I have one question about the implementation: you can create a data loader with make_data_loader(dataset, sampler, options) and make_data_loader(dataset, options). In the second case, the sampler is created on the fly (see https://github.com/alexrenz/pytorch/blob/c5d204ce3e1465eea838c218611df5153e0b8cbd/torch/csrc/api/include/torch/data/dataloader.h#L48) and it makes sense that the data loader holds the newly created sampler object. I.e., there is a case where the data loader should hold a reference to a sampler and one where it should store the actual sampler object. Do you know an elegant way to implement this?
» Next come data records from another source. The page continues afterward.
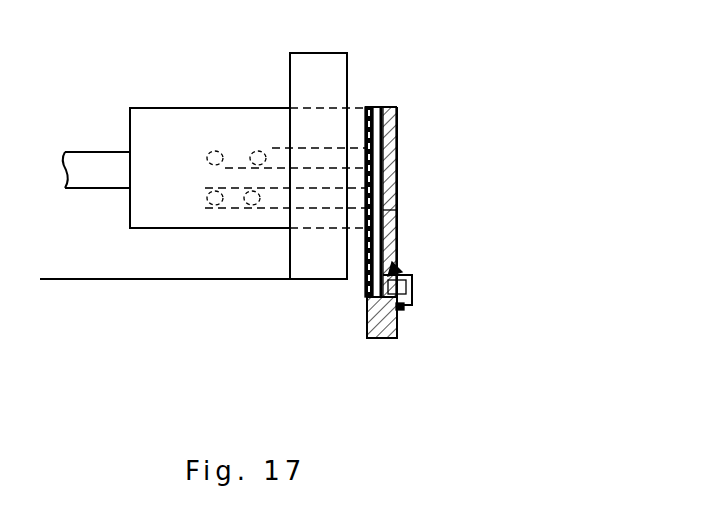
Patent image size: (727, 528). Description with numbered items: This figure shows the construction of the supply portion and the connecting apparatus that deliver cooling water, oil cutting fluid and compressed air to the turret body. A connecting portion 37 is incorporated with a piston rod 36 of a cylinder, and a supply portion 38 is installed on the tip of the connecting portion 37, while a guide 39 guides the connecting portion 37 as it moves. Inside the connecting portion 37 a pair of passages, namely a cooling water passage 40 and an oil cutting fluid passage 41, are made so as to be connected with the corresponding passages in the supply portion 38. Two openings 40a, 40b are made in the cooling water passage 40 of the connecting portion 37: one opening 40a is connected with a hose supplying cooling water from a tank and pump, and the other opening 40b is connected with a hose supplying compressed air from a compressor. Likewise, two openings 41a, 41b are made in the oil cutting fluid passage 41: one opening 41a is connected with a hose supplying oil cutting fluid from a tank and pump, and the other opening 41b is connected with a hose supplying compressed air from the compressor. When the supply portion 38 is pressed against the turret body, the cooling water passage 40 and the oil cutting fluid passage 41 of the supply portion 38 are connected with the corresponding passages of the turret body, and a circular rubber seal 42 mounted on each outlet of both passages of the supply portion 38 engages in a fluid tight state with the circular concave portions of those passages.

The piston rod 36 is at (77, 167).
The connecting portion 37 is at (136, 218).
The supply portion 38 is at (397, 130).
The guide 39 is at (333, 77).
The cooling water passage 40 is at (270, 208).
The opening 40a is at (248, 205).
The opening 40b is at (207, 204).
The oil cutting fluid passage 41 is at (281, 148).
The opening 41a is at (252, 155).
The opening 41b is at (210, 152).
The circular rubber seal 42 is at (395, 270).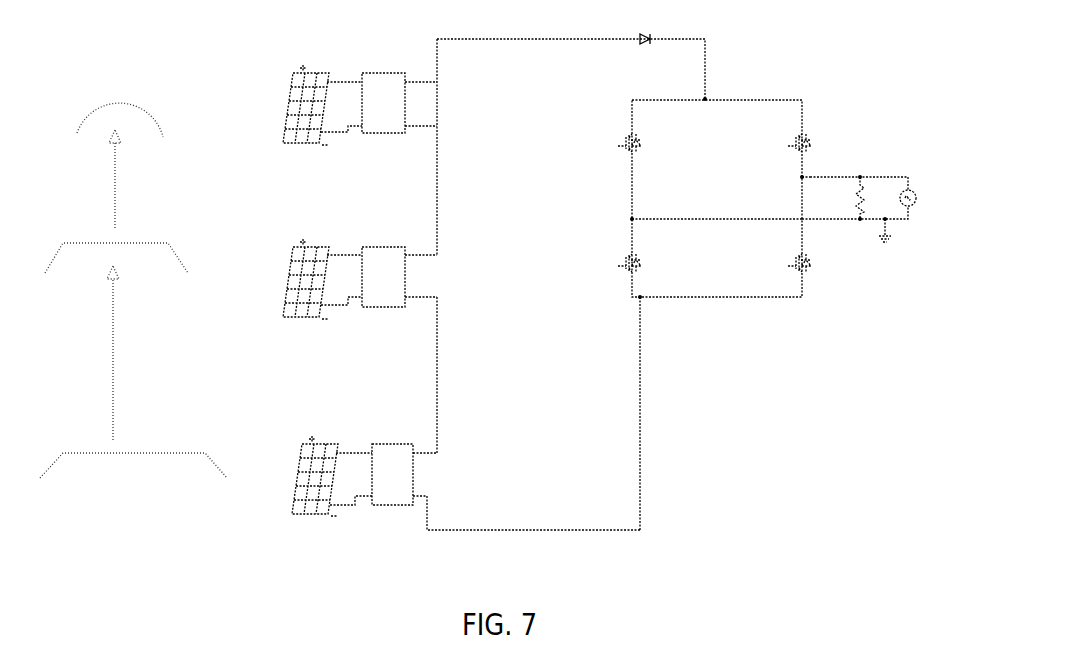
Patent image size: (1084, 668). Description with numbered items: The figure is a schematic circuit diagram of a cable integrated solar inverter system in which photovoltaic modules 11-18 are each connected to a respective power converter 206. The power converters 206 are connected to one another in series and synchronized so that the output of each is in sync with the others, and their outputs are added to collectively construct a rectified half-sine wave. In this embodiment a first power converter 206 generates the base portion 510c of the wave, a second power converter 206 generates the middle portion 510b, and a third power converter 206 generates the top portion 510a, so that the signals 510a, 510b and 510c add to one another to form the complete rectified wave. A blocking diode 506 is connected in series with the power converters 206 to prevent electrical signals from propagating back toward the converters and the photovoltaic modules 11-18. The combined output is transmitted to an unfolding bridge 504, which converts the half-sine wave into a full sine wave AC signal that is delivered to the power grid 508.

The top portion of the rectified (half-sine) wave 510a is at (200, 48).
The middle portion of the rectified (half-sine) wave 510b is at (162, 232).
The base portion of the rectified (half-sine) wave 510c is at (150, 450).
The photovoltaic modules 11-18 is at (294, 148).
The power converter 206 is at (414, 468).
The blocking diode 506 is at (752, 20).
The unfolding bridge 504 is at (895, 339).
The power grid 508 is at (960, 189).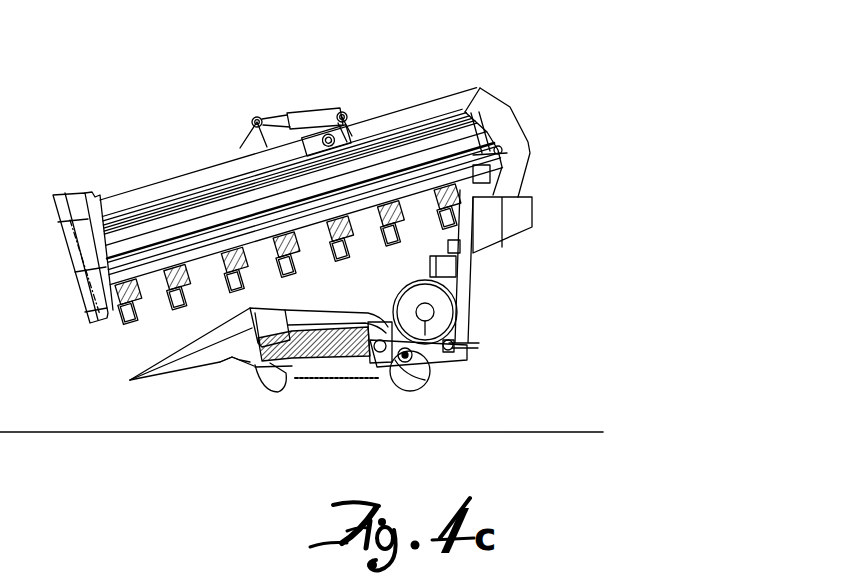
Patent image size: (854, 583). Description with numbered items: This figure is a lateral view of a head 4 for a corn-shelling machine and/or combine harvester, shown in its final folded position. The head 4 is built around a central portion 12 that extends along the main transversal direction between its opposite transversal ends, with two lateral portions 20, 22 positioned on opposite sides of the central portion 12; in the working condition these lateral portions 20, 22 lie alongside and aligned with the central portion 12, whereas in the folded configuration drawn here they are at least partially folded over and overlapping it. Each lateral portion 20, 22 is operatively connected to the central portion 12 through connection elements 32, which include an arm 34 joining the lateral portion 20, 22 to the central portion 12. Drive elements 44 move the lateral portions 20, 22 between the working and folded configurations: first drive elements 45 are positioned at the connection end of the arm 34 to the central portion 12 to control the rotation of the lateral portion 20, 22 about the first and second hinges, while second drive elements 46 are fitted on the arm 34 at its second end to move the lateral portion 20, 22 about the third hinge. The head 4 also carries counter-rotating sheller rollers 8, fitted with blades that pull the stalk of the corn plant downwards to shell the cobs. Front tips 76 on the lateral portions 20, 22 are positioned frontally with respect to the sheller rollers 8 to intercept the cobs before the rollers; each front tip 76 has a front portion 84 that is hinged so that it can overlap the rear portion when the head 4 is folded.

The head 4 is at (377, 174).
The second drive elements 46 is at (300, 112).
The lateral portion 20 is at (438, 52).
The lateral portion 22 is at (407, 103).
The connection elements 32 is at (559, 93).
The arm 34 is at (507, 115).
The drive elements 44 is at (594, 213).
The first drive elements 45 is at (490, 184).
The front tips 76 is at (150, 394).
The front portion 84 is at (192, 370).
The sheller rollers 8 is at (254, 366).
The central portion 12 is at (441, 385).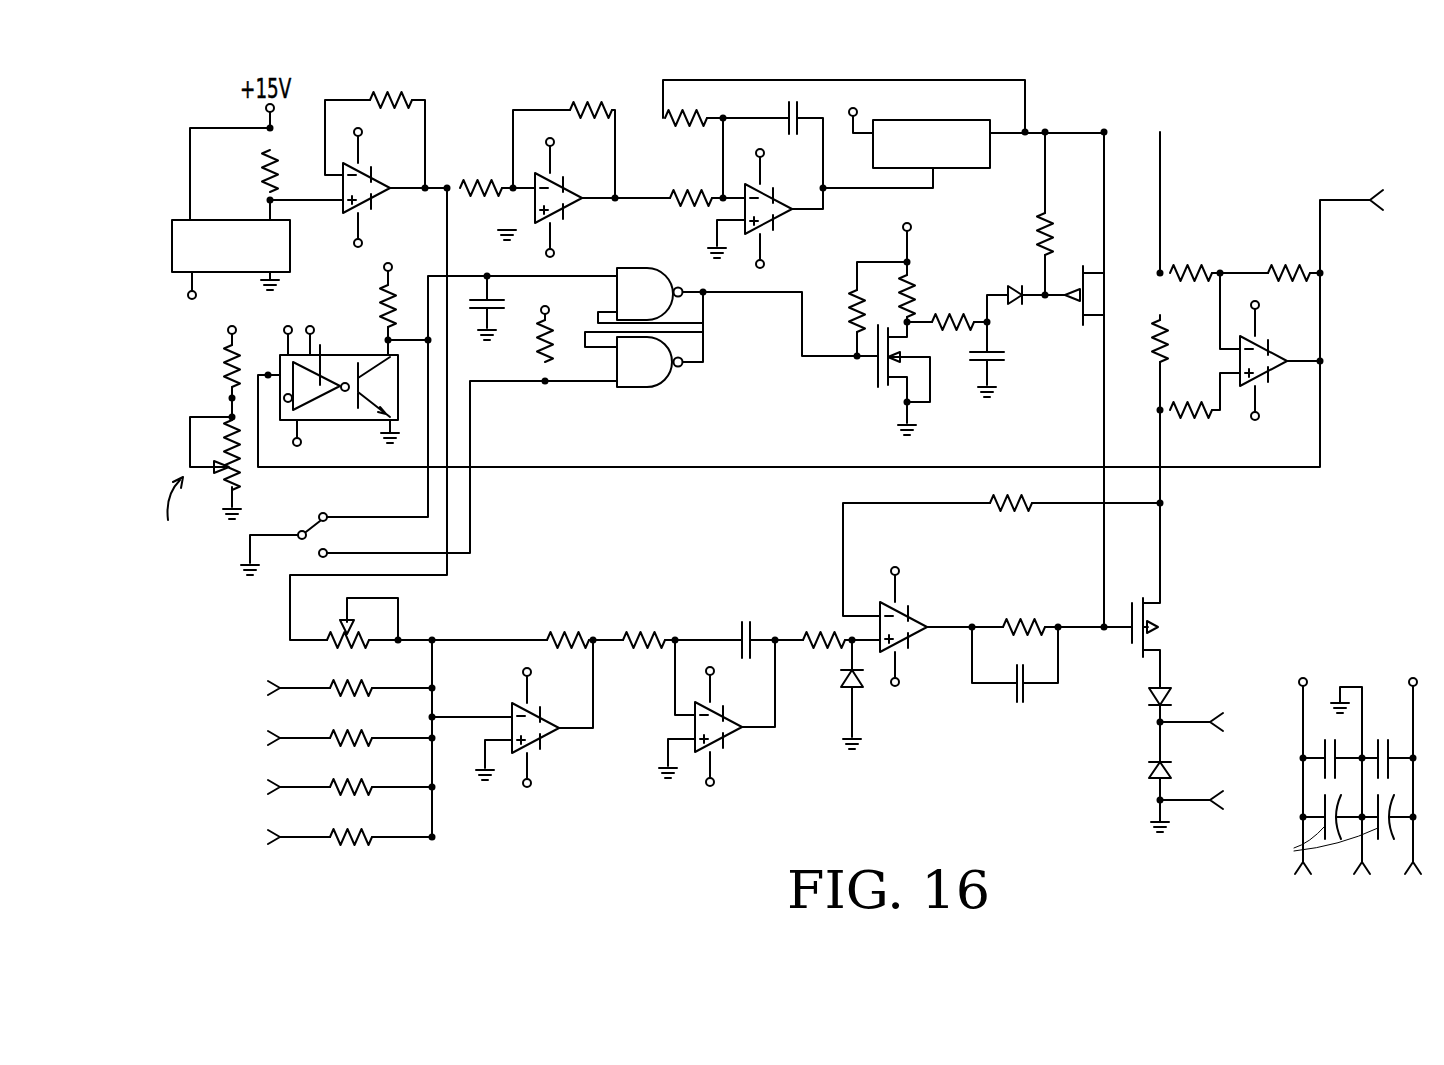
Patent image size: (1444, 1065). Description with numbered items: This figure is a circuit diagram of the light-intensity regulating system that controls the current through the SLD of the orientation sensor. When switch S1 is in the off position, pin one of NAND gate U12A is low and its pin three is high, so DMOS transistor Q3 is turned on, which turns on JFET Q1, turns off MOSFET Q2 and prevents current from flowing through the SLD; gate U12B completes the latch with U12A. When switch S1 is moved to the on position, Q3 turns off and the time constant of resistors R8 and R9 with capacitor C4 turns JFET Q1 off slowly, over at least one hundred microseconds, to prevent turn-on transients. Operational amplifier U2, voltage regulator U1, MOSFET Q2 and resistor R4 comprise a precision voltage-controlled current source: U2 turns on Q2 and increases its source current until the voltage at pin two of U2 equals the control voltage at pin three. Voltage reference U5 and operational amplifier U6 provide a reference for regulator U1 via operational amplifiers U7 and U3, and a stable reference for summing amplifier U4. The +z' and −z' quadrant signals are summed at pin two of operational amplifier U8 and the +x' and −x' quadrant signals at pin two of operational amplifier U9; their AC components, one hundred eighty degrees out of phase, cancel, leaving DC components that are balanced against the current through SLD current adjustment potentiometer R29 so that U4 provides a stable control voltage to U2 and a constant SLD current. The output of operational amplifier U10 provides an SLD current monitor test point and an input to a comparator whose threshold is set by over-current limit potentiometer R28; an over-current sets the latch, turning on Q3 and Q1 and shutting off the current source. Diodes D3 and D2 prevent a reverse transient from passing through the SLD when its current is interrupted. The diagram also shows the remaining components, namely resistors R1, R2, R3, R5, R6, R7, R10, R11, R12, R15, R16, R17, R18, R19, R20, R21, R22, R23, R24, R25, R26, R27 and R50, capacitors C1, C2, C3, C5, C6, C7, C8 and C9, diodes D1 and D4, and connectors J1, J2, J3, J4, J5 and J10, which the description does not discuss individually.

The resistor 1M R1 is at (1061, 226).
The resistor 10K R2 is at (1021, 604).
The resistor 4.99K R3 is at (1012, 495).
The resistor R4 is at (1180, 341).
The resistor 44.2K R5 is at (678, 121).
The resistor 44.2K R6 is at (677, 199).
The resistor 7.15K R7 is at (254, 168).
The resistor R8 is at (900, 257).
The resistor R9 is at (952, 322).
The resistor 51K R10 is at (836, 297).
The resistor 10K R11 is at (581, 97).
The resistor 6.95K R12 is at (474, 189).
The resistor 3.01K R15 is at (325, 679).
The resistor 3.01K R16 is at (560, 614).
The resistor 3.01K R17 is at (319, 729).
The resistor 3.01K R18 is at (325, 778).
The resistor 49.9K R19 is at (636, 613).
The resistor 3.01K R20 is at (319, 828).
The resistor 7.15K R21 is at (408, 90).
The resistor 10K R22 is at (1191, 243).
The resistor 10K R23 is at (1285, 241).
The resistor 4.99K R24 is at (1192, 413).
The resistor 5.1K R25 is at (543, 320).
The resistor 5.1K R26 is at (202, 348).
The resistor 5.1K R27 is at (373, 285).
The over-current limit potentiometer R28 is at (217, 515).
The SLD current adjustment potentiometer R29 is at (401, 612).
The resistor 4.99K R50 is at (812, 613).
The capacitor 1uF C1 is at (788, 103).
The capacitor 100pF C2 is at (1000, 690).
The capacitor 2uF C3 is at (725, 624).
The capacitor C4 is at (1016, 376).
The capacitor .01 C5 is at (1382, 726).
The capacitor .01 C6 is at (1307, 726).
The capacitor 4.7uF C7 is at (1305, 834).
The capacitor 4.7uF C8 is at (1391, 831).
The capacitor 1.0 C9 is at (517, 300).
The voltage regulator U1 is at (917, 137).
The operational amplifier U2 is at (912, 615).
The operational amplifier U3 is at (772, 210).
The summing amplifier U4 is at (719, 725).
The voltage reference U5 is at (260, 256).
The operational amplifier U6 is at (363, 185).
The operational amplifier U7 is at (557, 195).
The operational amplifier U8 is at (531, 725).
The operational amplifier U9 is at (323, 387).
The operational amplifier U10 is at (1269, 363).
The NAND gate U12A is at (631, 282).
The 74HCT00 NAND gate U12B is at (648, 393).
The JFET Q1 is at (1078, 311).
The MOSFET Q2 is at (1187, 611).
The DMOS transistor Q3 is at (882, 380).
The 1N914 diode D1 is at (1007, 265).
The diode D2 is at (1186, 808).
The diode D3 is at (1173, 693).
The 1N914 diode D4 is at (848, 703).
The -15V connector J1 is at (1294, 882).
The GND connector J2 is at (1365, 881).
The -15V connector J3 is at (1418, 881).
The laser anode connector J4 is at (1230, 722).
The laser cathode connector J5 is at (1230, 802).
The current monitor connector J10 is at (1380, 166).
The switch S1 is at (312, 531).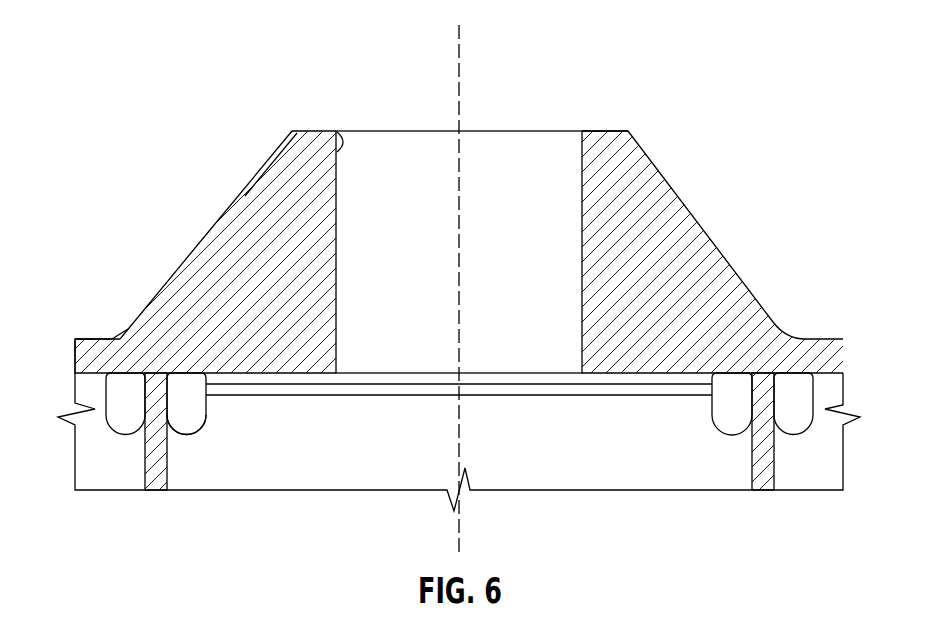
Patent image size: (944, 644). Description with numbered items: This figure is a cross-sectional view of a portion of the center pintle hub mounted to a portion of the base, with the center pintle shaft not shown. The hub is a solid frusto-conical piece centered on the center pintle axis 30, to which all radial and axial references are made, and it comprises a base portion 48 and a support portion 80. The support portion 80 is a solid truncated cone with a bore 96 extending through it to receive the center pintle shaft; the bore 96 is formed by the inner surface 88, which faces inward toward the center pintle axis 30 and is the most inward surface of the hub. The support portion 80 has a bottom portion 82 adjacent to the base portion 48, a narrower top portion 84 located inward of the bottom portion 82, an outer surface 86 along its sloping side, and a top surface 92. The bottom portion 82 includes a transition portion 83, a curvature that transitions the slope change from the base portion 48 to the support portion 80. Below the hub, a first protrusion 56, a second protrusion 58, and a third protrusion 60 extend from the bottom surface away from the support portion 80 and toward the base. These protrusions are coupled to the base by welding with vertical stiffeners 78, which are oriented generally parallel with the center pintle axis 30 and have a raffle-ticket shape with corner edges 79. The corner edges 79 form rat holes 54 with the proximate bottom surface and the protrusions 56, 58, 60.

ejguan commented 2 years ago

I think providing constructors to accept rvalue reference or lvalue reference would help.

alexrenz commented 2 years ago

Yep, the constructor side is pretty clear. I am wondering about an elegant way for the storage side. Having one Sampler& sampler and one Sampler sampler_owned seems not elegant to me, but might be necessary. That's why I am asking whether you know about an elegant way.

ejguan commented 2 years ago

Emmm. I see. It seems that we are encountering the same problem as tensor. We want to make Sampler object in CPP behave like a pointer (reference) in Python. I don't know if there is a better way to do so. We need own for rvalue but borrow for lvalue. cc: @VitalyFedyunin

ralfriegel5 commented 2 years ago

I followed this discussion as it seems to be closely related to save / load RandomSampler state while training.

The RandomSampler::load / RandomSampler::save cannot be accessed correctly and I suppose this is because of this issue. std::move did not help.

torch::save() and torch::load() are not usable, due to missing << and >> operators.

Thus continuing neural network training, using RandomSampler is not reproducable at the moment in C++.